Imagine hearing it five years ago: A cryptocurrency designed to facilitate marijuana purchases is backing Dennis Rodman’s trip to a peace summit between North Korea and the United States, led by Donald Trump.
Weed is legal? What is a cryptocurrency? The US and North Korea are having a peace summit? A former NBA player known for excellent rebounding skills and substance abuse is crashing it? And Donald Trump is orchestrating it?
The summit taking place in Singapore next week will look monumental. It will be the first-ever meeting between a North Korean leader and a sitting US president. But look closer, and it’s more like multiple reality shows playing simultaneously, than history in the making.
Designed as a secure new way for people to pay for legal marijuana, cryptocurrency Potcoin is a bet on multiple speculative novelties.
Cryptocurrency has proven something of a bust in recent years. Cryptocurrencies were created as a way to exchange money transparently, free from bad central bankers, the kind that have destroyed the economy of Venezuela. That is a compelling vision, but it’s not at all what people are doing with the technology. Bitcoin, the grandfather of cryptos, is worth a lot of money not because it is widely used, but because people hope that it will someday become valuable.
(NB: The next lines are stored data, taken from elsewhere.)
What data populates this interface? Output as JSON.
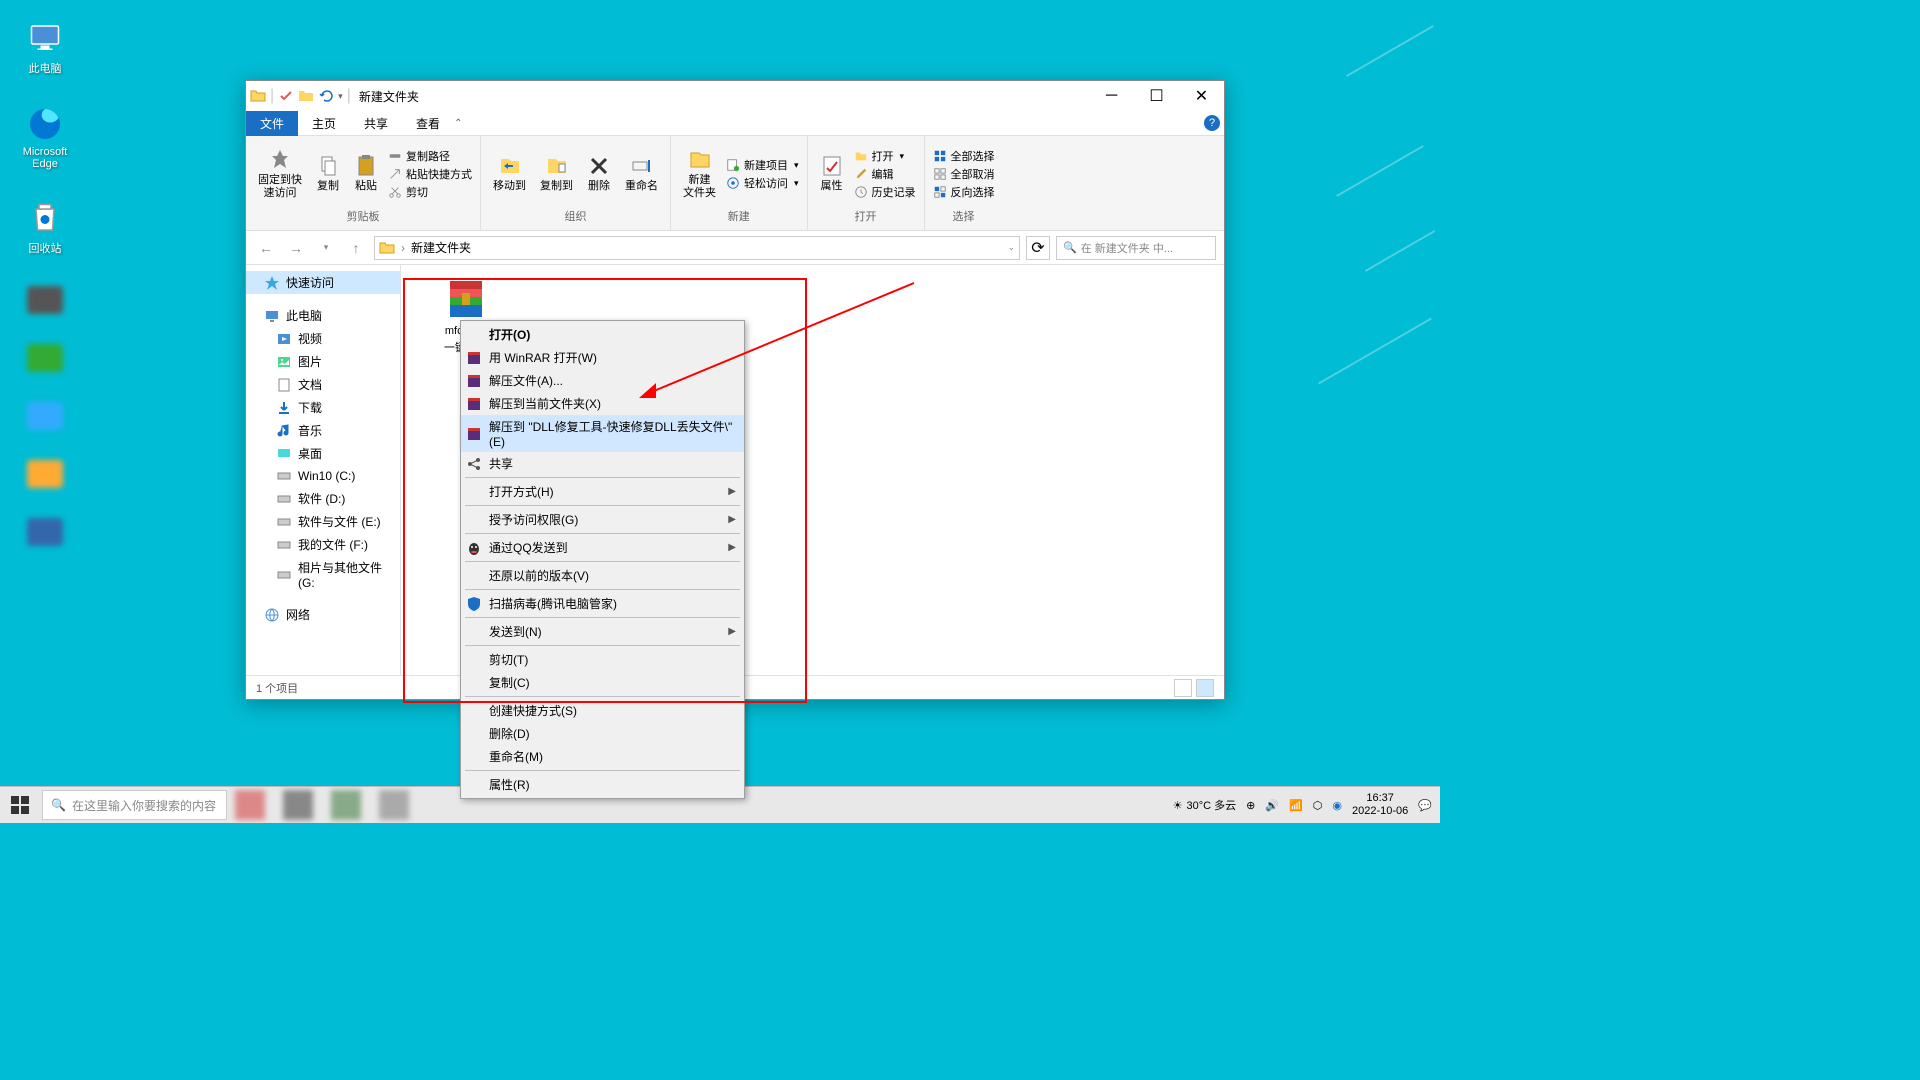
{
  "desktop": {
    "icons": [
      {
        "name": "此电脑",
        "type": "pc"
      },
      {
        "name": "Microsoft Edge",
        "type": "edge"
      },
      {
        "name": "回收站",
        "type": "recycle"
      }
    ]
  },
  "explorer": {
    "title": "新建文件夹",
    "tabs": {
      "file": "文件",
      "home": "主页",
      "share": "共享",
      "view": "查看"
    },
    "ribbon": {
      "clipboard": {
        "label": "剪贴板",
        "pin": "固定到快\n速访问",
        "copy": "复制",
        "paste": "粘贴",
        "copy_path": "复制路径",
        "paste_shortcut": "粘贴快捷方式",
        "cut": "剪切"
      },
      "organize": {
        "label": "组织",
        "move": "移动到",
        "copy_to": "复制到",
        "delete": "删除",
        "rename": "重命名"
      },
      "new": {
        "label": "新建",
        "folder": "新建\n文件夹",
        "new_item": "新建项目",
        "easy_access": "轻松访问"
      },
      "open": {
        "label": "打开",
        "props": "属性",
        "open": "打开",
        "edit": "编辑",
        "history": "历史记录"
      },
      "select": {
        "label": "选择",
        "all": "全部选择",
        "none": "全部取消",
        "invert": "反向选择"
      }
    },
    "breadcrumb": "新建文件夹",
    "search_placeholder": "在 新建文件夹 中...",
    "sidebar": {
      "quick": "快速访问",
      "this_pc": "此电脑",
      "items": [
        "视频",
        "图片",
        "文档",
        "下载",
        "音乐",
        "桌面"
      ],
      "drives": [
        "Win10 (C:)",
        "软件 (D:)",
        "软件与文件 (E:)",
        "我的文件 (F:)",
        "相片与其他文件 (G:"
      ],
      "network": "网络"
    },
    "file": {
      "name": "mfc140u",
      "sub": "一键修复"
    },
    "status": "1 个项目"
  },
  "context_menu": {
    "open": "打开(O)",
    "winrar_open": "用 WinRAR 打开(W)",
    "extract": "解压文件(A)...",
    "extract_here": "解压到当前文件夹(X)",
    "extract_to": "解压到 \"DLL修复工具-快速修复DLL丢失文件\\\"(E)",
    "share": "共享",
    "open_with": "打开方式(H)",
    "grant_access": "授予访问权限(G)",
    "qq_send": "通过QQ发送到",
    "restore": "还原以前的版本(V)",
    "scan": "扫描病毒(腾讯电脑管家)",
    "send_to": "发送到(N)",
    "cut": "剪切(T)",
    "copy": "复制(C)",
    "shortcut": "创建快捷方式(S)",
    "delete": "删除(D)",
    "rename": "重命名(M)",
    "properties": "属性(R)"
  },
  "taskbar": {
    "search": "在这里输入你要搜索的内容",
    "weather": "30°C 多云",
    "time": "16:37",
    "date": "2022-10-06"
  }
}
A cryptocurrency for marijuana is arguably even less meaningful to the world; good old cash and credit still work fine for greasing dank palms (see Gimmick #2). Nevertheless, PotCoin forges on, apparently banking on its enthusiasm for global politics and Dennis Rodman. “The PotCoin team as a community has been incredibly supportive of Rodman’s peace mission from the beginning,” a spokesman told The Washington Post. “We’re thrilled to see how the political climate has improved between North Korean and the U.S. since he became involved.”
In Pyongyang with PotCoin.
“Fine,” you might say. “But investing in legal weed is a good idea, could be a booming industry one day.” No, the industry’s link to this summit (via cryptocurrency!) is a gimmick.
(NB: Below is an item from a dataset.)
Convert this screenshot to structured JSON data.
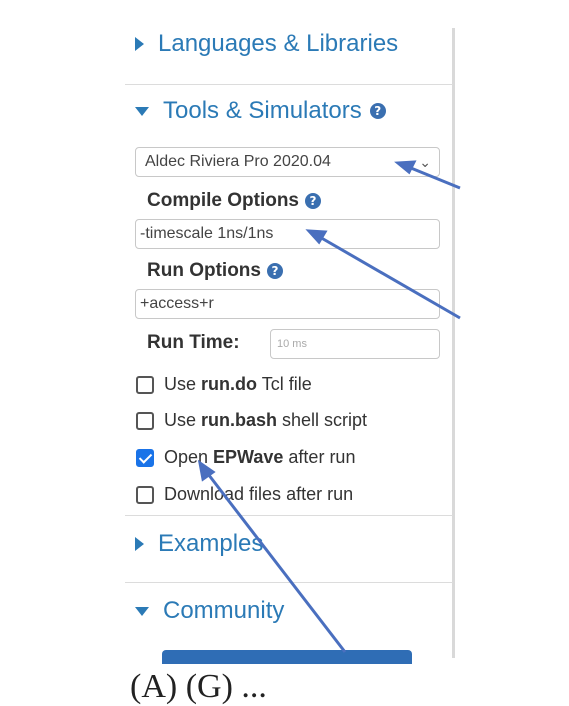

It’s true that legalizing marijuana promises to open up a market with ready-made consumers and pent-up demand. But while weed might turn out to be a profitable industry, it will be modest in size, nothing like the billion-dollar unicorns of Silicon Valley.
Colorado, where weed is legal, provides some insight. The cannabis industry there accounted for just 5.5% of employment growth in the first half of 2017, compared to 7% from boring old mining and logging, according to the Federal Reserve Bank of Kansas City. And just 0.7% of new businesses formed in the state between 2014 and 2017 were weed-related.
So far we have made it about one-third of the way through the sentence that began this article. We are just now getting to Dennis Rodman in earnest.
President Trump has said that Rodman “was not invited” to the summit. Nevertheless, Rodman claims he is going.
Rodman was a kind of prototype of the modern American celebrity, dabbling in shock politics. He announced support for Donald Trump well before Kanye donned a Make America Great Again hat. He also opened his personal life to the world in a way that was rare in the pre-Instagram days, with his own reality show as early as 1996, revealing his substance abuse on the (Trump-led) reality show Celebrity Apprentice, and coping with it by appearing on yet another reality show, Celebrity Rehab with Dr. Drew.
In short, he helped create the blueprint for today’s celebrities, who have learned that publicity stunts should be not a one-off PR strategy but a way of life. Live the gimmick. The logical conclusion of that was a highly public trip to North Korea in 2014, when he stated that an US prisoner held hostage there might, in fact, deserve his fate.
If there were a Venn diagram of true facts stated by Donald Trump and Kim Jong Un, the overlapping middle section would contain very little. When either of them says something, the hope is not to inform, but to give off a certain impression. What they will almost certainly not do is come up with any concrete measures to reduce the risk of mutually assured intercontinental ballistic missile strikes.
To succeed, Trump would need to convince Kim to dismantle his nuclear program in a set amount of time. Yet as two of America’s top North Korea experts, testifying before a Senate subcommittee, said, that is extremely unlikely for Kim, whose attitude at home is founded on anti-Americanism and displays of strength.
Put all of these gimmicks together, and you have a recipe for a summit that has the primary goal not of developing workable solutions to dangerous problems, but of good PR for those involved. Donald Trump summed it up best. When reporters asked him what he was doing to prepare for the summit, he explained, “I don’t think I have to prepare very much. It’s about attitude.”